By Candace Rondeaux
Washington Post Staff Writer
Friday, November 10, 2006
Convicted killer John Y. Schmitt was executed by lethal injection last night in Virginia's death chamber for fatally shooting a security guard during a bank robbery seven years ago.
Schmitt, 33, was pronounced dead at 9:14 p.m. at the Greensville Correctional Center in Jarratt, said Larry Traylor, a spokesman for the Virginia Department of Corrections.
Gov. Timothy M. Kaine (D) yesterday rejected a request for clemency. "Having carefully reviewed the petition for clemency and judicial opinions regarding this case, I find no compelling reason to set aside the sentence that was recommended by the jury, and then imposed and affirmed by the courts," Kaine said in a written statement.
Kaine's decision came after the U.S. Supreme Court rejected without comment a request to hear an appeal from Schmitt.

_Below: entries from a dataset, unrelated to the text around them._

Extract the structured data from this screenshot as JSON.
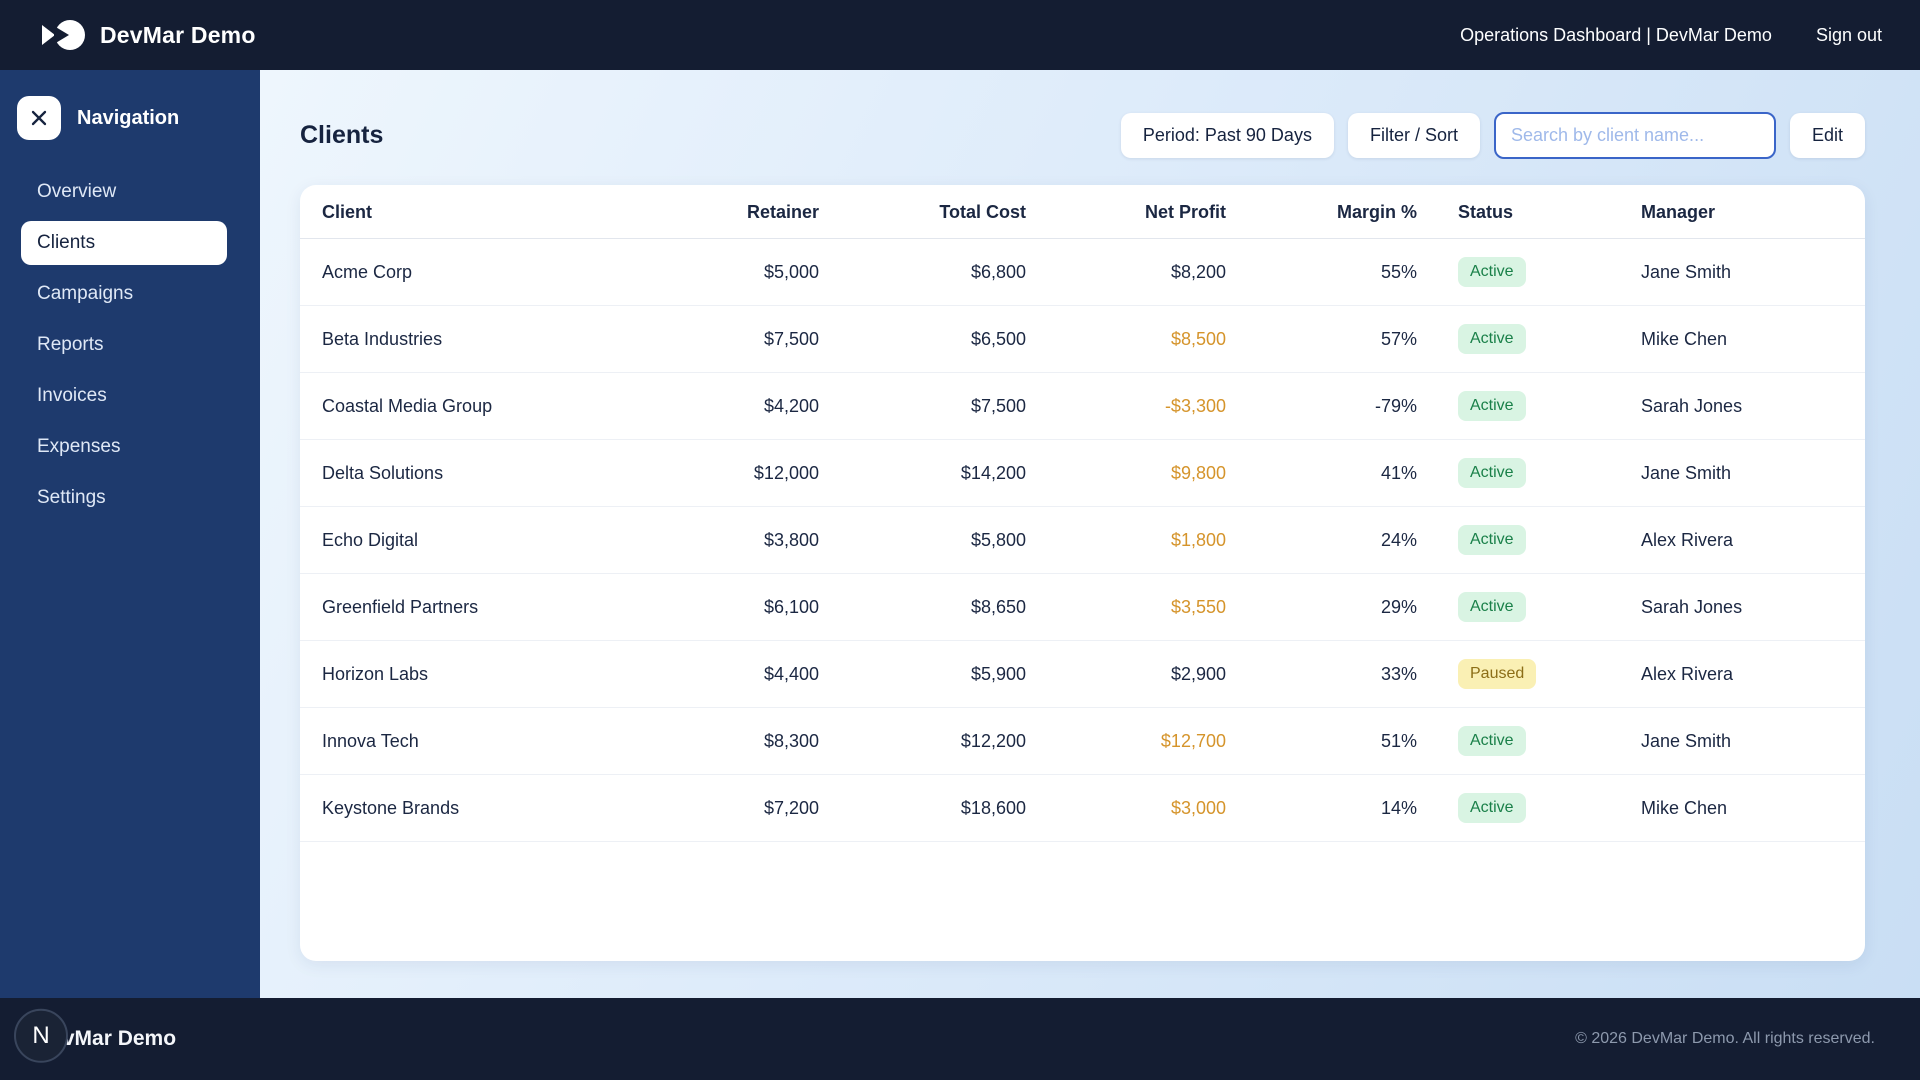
{
  "navbar": {
    "brand": "DevMar Demo",
    "context": "Operations Dashboard | DevMar Demo",
    "sign_out": "Sign out"
  },
  "sidebar": {
    "title": "Navigation",
    "items": [
      {
        "label": "Overview",
        "active": false
      },
      {
        "label": "Clients",
        "active": true
      },
      {
        "label": "Campaigns",
        "active": false
      },
      {
        "label": "Reports",
        "active": false
      },
      {
        "label": "Invoices",
        "active": false
      },
      {
        "label": "Expenses",
        "active": false
      },
      {
        "label": "Settings",
        "active": false
      }
    ]
  },
  "main": {
    "title": "Clients",
    "toolbar": {
      "period": "Period: Past 90 Days",
      "filter": "Filter / Sort",
      "search_placeholder": "Search by client name...",
      "search_value": "",
      "edit": "Edit"
    },
    "table": {
      "columns": [
        "Client",
        "Retainer",
        "Total Cost",
        "Net Profit",
        "Margin %",
        "Status",
        "Manager"
      ],
      "rows": [
        {
          "client": "Acme Corp",
          "retainer": "$5,000",
          "total_cost": "$6,800",
          "net_profit": "$8,200",
          "net_profit_accent": false,
          "margin": "55%",
          "status": "Active",
          "manager": "Jane Smith"
        },
        {
          "client": "Beta Industries",
          "retainer": "$7,500",
          "total_cost": "$6,500",
          "net_profit": "$8,500",
          "net_profit_accent": true,
          "margin": "57%",
          "status": "Active",
          "manager": "Mike Chen"
        },
        {
          "client": "Coastal Media Group",
          "retainer": "$4,200",
          "total_cost": "$7,500",
          "net_profit": "-$3,300",
          "net_profit_accent": true,
          "margin": "-79%",
          "status": "Active",
          "manager": "Sarah Jones"
        },
        {
          "client": "Delta Solutions",
          "retainer": "$12,000",
          "total_cost": "$14,200",
          "net_profit": "$9,800",
          "net_profit_accent": true,
          "margin": "41%",
          "status": "Active",
          "manager": "Jane Smith"
        },
        {
          "client": "Echo Digital",
          "retainer": "$3,800",
          "total_cost": "$5,800",
          "net_profit": "$1,800",
          "net_profit_accent": true,
          "margin": "24%",
          "status": "Active",
          "manager": "Alex Rivera"
        },
        {
          "client": "Greenfield Partners",
          "retainer": "$6,100",
          "total_cost": "$8,650",
          "net_profit": "$3,550",
          "net_profit_accent": true,
          "margin": "29%",
          "status": "Active",
          "manager": "Sarah Jones"
        },
        {
          "client": "Horizon Labs",
          "retainer": "$4,400",
          "total_cost": "$5,900",
          "net_profit": "$2,900",
          "net_profit_accent": false,
          "margin": "33%",
          "status": "Paused",
          "manager": "Alex Rivera"
        },
        {
          "client": "Innova Tech",
          "retainer": "$8,300",
          "total_cost": "$12,200",
          "net_profit": "$12,700",
          "net_profit_accent": true,
          "margin": "51%",
          "status": "Active",
          "manager": "Jane Smith"
        },
        {
          "client": "Keystone Brands",
          "retainer": "$7,200",
          "total_cost": "$18,600",
          "net_profit": "$3,000",
          "net_profit_accent": true,
          "margin": "14%",
          "status": "Active",
          "manager": "Mike Chen"
        }
      ]
    }
  },
  "footer": {
    "brand": "DevMar Demo",
    "avatar_letter": "N",
    "copyright": "© 2026 DevMar Demo. All rights reserved."
  },
  "colors": {
    "topbar": "#141D32",
    "sidebar": "#1E3A6D",
    "accent_amber": "#D5942B",
    "badge_active_bg": "#D9F4E3",
    "badge_active_text": "#1A8049",
    "badge_paused_bg": "#FAF0B4",
    "badge_paused_text": "#8C6E17",
    "search_border": "#3A65C8"
  }
}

Schmitt was sentenced to death for shooting Shelton E. Dunning, 39, during a holdup at a NationsBank branch in Bon Air in February 1999. Dunning, who had been hired by the bank about a month after retiring from the Army and shortly before he was to be married, held the door for Schmitt moments before gunned him down.
After the shooting, Schmitt ordered tellers to dump nearly $36,000 in cash into a trash bag. Police arrested him three days later and eventually recovered the gun and about $27,000.
During Schmitt's February 2000 trial in Chesterfield County, his attorney maintained that the killing was not premeditated and that Schmitt accidentally fired the gun during a scuffle with Dunning near the bank vault.
Schmitt's attorney, Dana J. Finberg, reasserted that claim in a clemency petition filed with Kaine's office last month, saying that Warren Von Schuch, the Chesterfield County deputy commonwealth's attorney and the lead prosecutor on the case, deliberately withheld crucial evidence and suggested that Von Schuch, one of the state's most seasoned prosecutors, has demonstrated a pattern of "blatant misconduct."
Going forward with the execution, Finberg argued, would send a "message that violating the Constitutional rights of capital defendants risks only a slap on the wrist, while greatly enhancing the likelihood of the 'victory' of a death sentence."
In a phone interview, Finberg said: "It's not right to execute someone when you've got this kind of behavior going on"
The petition accused Von Schuch of illegally authorizing recordings of incriminating conversations about the murder between Schmitt and a key prosecution witness after Schmitt had obtained a lawyer. It also claimed that he failed to disclose during the trial important details about the witness's role that might have raised questions about the credibility of his testimony.
In a July ruling, a three-judge panel of the U.S. Court of Appeals for the 4th Circuit upheld Schmitt's conviction and death sentence but criticized Von Schuch's handling of the case. The court wrote that the prosecution team had "displayed a disconcerting lack of respect for its sole responsibility to ensure 'that justice be done.' "
But Von Schuch maintains that defense attorneys were privy to all the evidence.
Schmitt "received a very fair trial," Von Schuch said.
Before his execution, Schmitt requested for his last meal cheese pizza, a cheese omelet with sausage, green peppers and onions, and white cake with white icing.
His last words were: "Come on with it."